Suga needs to be aware Biden’s policy places U.S. economy 1st to counter China

REUTERS/Tom Brenner
Japan’s Prime Minister Yoshihide Suga and U.S. President Joe Biden hold a joint news conference in the Rose Garden at the White House in Washington, U.S., April 16, 2021.

WASHINGTON — U.S. President Joe Biden has described China as “the only competitor” and his administration’s policies toward Beijing are not limited to security and diplomacy. The thinking in Washington is that it is necessary to work with democratic nations, especially allies such as Japan, in a wide range of areas, such as the economic and the science and technology fields.

The Japan-U.S. summit on Friday marked the first step.

At a joint press conference with Prime Minister Yoshihide Suga held after the talks, Biden spoke of “the technologies that will maintain and sharpen our competitive edge.”

“Those technologies are governed by shared democratic norms that we both share,” Biden said. “Norms set by democracies, not by autocracies.”

Biden then continued to lay out a range of fields that the two leaders agreed to work together: promoting the high-speed, broadband 5G communications standard; increasing cooperation on supply chains for semiconductors and other critical sectors; and conducting joint research in areas such as artificial intelligence, genomics and quantum computing. In each of these areas, Washington has countering Beijing in mind.

The United States wants to raise the level of technological capability among democratic nations while at the same time rebuild supply chains to reduce its dependence on China regarding semiconductors and other important products to win the battle for supremacy. This is the blueprint drawn by the Biden administration.

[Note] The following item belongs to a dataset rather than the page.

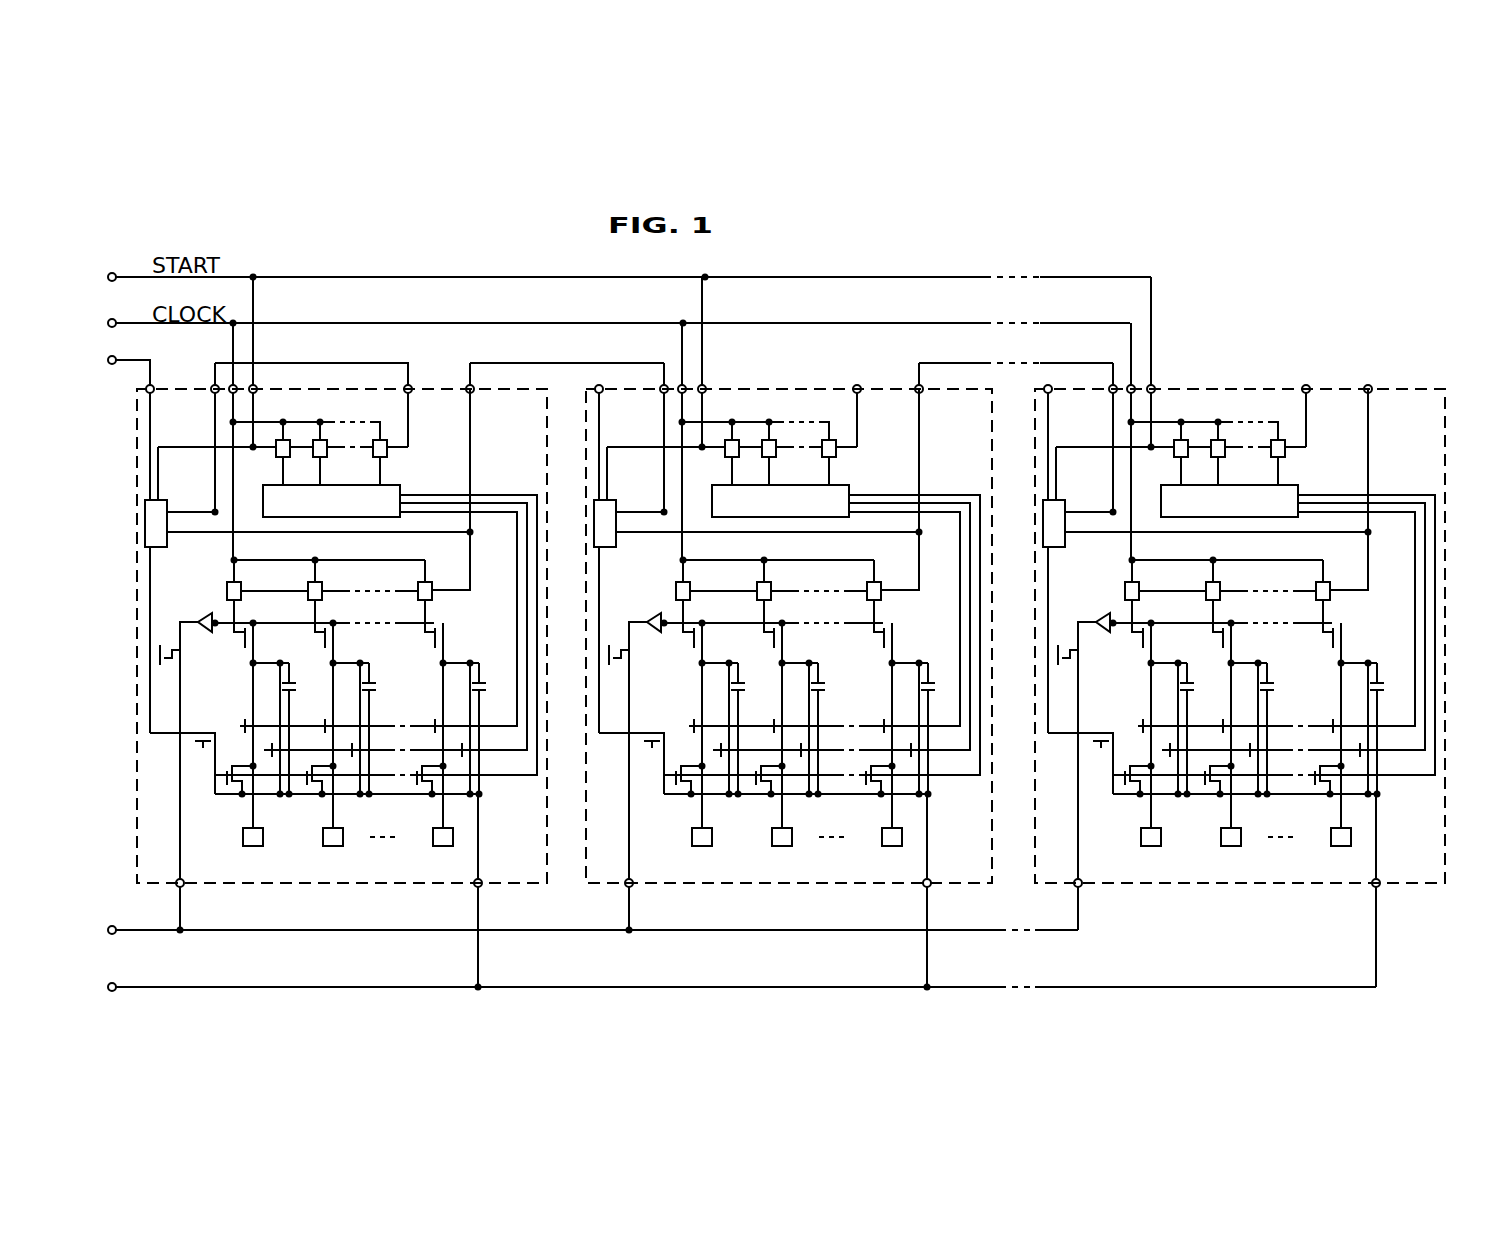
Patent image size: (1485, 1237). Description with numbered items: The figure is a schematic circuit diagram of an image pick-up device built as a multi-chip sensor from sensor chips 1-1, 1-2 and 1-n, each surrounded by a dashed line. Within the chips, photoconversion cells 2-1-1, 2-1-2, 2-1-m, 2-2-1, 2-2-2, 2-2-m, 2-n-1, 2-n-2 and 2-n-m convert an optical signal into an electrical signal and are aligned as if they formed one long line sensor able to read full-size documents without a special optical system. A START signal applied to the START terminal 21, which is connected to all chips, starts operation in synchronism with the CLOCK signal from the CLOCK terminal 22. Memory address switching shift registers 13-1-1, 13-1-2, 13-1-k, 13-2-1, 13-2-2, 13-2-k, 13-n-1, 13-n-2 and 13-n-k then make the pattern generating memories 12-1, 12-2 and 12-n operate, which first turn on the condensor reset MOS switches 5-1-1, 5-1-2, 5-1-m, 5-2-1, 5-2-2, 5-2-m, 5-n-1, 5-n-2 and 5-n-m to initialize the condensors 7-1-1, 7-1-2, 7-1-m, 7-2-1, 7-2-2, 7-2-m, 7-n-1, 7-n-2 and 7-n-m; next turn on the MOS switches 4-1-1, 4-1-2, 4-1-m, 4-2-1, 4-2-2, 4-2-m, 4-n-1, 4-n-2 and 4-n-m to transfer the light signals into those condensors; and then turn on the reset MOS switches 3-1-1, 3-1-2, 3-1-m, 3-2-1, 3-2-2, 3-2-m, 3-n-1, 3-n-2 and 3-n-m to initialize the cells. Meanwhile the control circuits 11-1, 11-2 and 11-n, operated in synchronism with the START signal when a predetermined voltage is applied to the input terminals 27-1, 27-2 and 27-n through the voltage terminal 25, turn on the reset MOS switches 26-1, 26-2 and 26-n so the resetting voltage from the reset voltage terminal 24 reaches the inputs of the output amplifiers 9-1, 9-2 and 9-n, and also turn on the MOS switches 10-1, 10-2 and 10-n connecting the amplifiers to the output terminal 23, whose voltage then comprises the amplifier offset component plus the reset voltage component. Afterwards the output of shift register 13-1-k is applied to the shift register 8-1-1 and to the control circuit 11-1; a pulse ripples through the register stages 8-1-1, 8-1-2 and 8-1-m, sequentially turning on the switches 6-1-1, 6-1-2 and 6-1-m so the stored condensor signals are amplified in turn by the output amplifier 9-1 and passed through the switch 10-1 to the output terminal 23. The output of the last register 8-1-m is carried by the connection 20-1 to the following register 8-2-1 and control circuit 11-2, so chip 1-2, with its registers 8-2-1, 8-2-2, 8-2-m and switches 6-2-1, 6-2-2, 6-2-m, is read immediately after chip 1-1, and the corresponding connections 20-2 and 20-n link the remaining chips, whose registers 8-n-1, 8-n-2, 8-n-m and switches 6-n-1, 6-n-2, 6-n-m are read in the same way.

Japan’s dependence on China remains high, so it is not going to be easy. After Biden’s remarks, Suga simply stated, “Under the recognition that the digital economy and new technologies, in particular, will bring about social transformation and huge economic opportunities, we have agreed that Japan and the U.S. will work together.”

Among important strategic goods, Japan imports from China a much higher percentage of semiconductor components, pharmaceuticals and batteries than the United States.

There is no objection to rebuilding supply chains, but if the United States escalates its demands and asks Japan to decouple from China, it will be difficult to do so.

In the U.S. strategy toward China, Washington’s notion that its own interests come first can be sensed. The Biden administration has touted “advancing a foreign policy for the middle class” and is keenly aware of voters in states with large manufacturing workforces ahead of next year’s midterm elections.

The agreements reached by Japan and the United States and stated by Biden at the joint press conference closely resemble those in the infrastructure investment plan that Washington announced in March, suggesting Biden’s intention of using diplomacy to create jobs domestically. The U.S. administration plans to spend about $2 trillion over an eight-year period in the plan.

There are concerns within the Japanese government over some possibilities that Washington will make excessive demands on Tokyo, then eventually compromise with Beijing to prioritize the U.S. economy, thereby placing Japan in an isolated position.

The government must find the best solution for Japan and the region while making sure to avoid marring Japan-U.S. ties. The Suga administration is being called upon to adopt a tough diplomatic strategy.